By Linda Williams, forest health specialist, Woodruff, Linda.Williams@wisconsin.gov, 920-360-0665
Large white pines with red wilting branch tips may be caused by a very tiny insect called white pine bast scale (Matsucoccus macrocicatrices). The branch mortality that follows may be caused by an insect/disease complex that is still relatively new to Wisconsin.
White pine bast scale and a canker disease caused by Caliciopsis pinea may be agents in an insect/disease complex that causes branch mortality in large white pines. Both white pine bast scale and Caliciopsis canker are relatively new issues in this state, with the first observations being made on pole-sized white pine in northern Wisconsin in 2018 (two years after it was found in Michigan’s Lower Peninsula).
While white pine bast scale by itself has not previously been known to cause problems in white pine, it appears that the combination of the scale insect with the Caliciopsis canker can cause branch mortality. This damage typically begins on lower branches but may occur mid-crown as well. Symptoms of this insect/disease complex can be mistaken for the symptoms of white pine blister rust.

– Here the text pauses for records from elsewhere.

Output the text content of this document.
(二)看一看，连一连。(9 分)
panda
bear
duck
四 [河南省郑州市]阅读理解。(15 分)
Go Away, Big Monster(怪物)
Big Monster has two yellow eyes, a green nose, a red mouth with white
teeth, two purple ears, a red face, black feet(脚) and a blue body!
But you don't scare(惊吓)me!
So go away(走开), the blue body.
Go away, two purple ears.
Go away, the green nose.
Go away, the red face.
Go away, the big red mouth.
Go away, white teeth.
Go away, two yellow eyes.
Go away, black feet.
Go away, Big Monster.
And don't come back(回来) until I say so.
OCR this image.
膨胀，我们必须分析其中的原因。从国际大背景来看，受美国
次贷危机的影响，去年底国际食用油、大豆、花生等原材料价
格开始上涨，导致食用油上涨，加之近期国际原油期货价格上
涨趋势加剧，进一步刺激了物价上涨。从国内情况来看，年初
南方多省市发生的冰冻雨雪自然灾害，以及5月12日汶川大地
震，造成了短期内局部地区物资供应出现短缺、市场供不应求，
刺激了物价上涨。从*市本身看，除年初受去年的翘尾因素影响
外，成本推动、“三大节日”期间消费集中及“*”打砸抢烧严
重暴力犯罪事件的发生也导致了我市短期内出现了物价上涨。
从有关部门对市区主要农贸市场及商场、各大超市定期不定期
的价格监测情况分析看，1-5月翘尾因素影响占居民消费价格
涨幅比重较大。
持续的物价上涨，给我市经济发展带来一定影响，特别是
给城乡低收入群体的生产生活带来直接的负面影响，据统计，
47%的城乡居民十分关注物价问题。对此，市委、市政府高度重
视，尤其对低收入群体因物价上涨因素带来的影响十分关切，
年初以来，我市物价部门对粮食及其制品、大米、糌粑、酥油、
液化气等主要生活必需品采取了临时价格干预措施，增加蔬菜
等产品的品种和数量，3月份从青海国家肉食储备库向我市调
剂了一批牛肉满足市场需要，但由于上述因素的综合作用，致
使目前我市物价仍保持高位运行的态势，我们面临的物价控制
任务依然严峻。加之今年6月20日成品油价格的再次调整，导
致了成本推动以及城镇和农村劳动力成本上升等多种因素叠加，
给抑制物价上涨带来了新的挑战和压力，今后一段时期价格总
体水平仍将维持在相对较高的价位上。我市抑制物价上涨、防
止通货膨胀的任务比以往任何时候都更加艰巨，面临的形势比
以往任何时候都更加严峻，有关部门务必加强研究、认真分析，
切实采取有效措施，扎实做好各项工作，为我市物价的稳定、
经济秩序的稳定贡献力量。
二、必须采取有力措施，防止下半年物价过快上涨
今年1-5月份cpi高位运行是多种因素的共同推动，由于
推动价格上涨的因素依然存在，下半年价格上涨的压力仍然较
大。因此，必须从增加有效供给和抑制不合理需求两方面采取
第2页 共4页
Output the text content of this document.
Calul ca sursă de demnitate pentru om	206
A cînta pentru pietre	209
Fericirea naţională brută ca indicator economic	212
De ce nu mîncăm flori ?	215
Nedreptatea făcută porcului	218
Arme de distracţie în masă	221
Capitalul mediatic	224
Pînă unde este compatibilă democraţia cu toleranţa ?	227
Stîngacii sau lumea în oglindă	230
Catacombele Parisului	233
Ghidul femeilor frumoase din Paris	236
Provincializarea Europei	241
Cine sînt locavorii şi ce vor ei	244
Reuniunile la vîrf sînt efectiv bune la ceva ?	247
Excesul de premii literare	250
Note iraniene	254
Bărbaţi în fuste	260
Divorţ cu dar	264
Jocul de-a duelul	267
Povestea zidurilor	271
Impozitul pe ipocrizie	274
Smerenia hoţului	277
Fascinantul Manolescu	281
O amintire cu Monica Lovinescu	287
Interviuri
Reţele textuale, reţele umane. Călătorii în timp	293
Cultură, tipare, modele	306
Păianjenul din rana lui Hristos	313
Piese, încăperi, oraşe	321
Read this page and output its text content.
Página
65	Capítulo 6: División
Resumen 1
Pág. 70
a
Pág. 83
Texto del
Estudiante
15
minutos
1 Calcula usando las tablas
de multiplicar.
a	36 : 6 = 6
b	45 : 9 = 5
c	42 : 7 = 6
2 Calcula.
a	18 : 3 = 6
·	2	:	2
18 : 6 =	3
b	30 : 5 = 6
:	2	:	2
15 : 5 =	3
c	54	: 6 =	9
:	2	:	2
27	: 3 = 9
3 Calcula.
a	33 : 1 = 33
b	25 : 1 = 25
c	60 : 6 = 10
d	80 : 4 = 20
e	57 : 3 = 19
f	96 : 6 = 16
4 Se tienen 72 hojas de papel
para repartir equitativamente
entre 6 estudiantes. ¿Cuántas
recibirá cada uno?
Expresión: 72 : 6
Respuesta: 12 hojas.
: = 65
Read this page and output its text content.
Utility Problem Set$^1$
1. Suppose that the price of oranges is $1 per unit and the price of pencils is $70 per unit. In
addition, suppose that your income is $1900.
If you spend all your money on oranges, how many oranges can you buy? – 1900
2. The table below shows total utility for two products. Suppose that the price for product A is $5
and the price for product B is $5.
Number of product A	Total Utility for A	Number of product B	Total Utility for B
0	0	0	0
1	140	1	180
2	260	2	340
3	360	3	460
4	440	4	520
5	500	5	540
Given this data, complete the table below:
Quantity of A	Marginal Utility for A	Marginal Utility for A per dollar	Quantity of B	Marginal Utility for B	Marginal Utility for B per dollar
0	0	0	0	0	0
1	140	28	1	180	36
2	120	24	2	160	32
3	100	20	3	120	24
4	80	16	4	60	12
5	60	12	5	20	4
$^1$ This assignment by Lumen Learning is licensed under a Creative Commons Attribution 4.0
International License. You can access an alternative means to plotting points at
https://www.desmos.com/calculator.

White pine bast scale is tiny and black with a plump oval-shaped body. It lacks both eyes and legs and uses a long, golden-colored stylet to suck sap from the outer layers of phloem (or bast) of twigs and branches. This native scale insect lives under lichens on white pine branches, but multiple samples this year have found them tucked into bud scales at the base of newly expanding twigs.
The fungal pathogen Caliciopsis pinea causes small cankers, or dead spots, to form under the bark of white pine branches. Many cankers can develop on each branch, and as a branch becomes more severely impacted, it will eventually lose the ability to move water to its needles, resulting in needle death and branch mortality. It is believed that Caliciopsis pinea is associated with white pine bast scale, although other factors may be involved when branch mortality is present.
Currently, there are no management recommendations. Look for further information in Forest Health News as it develops.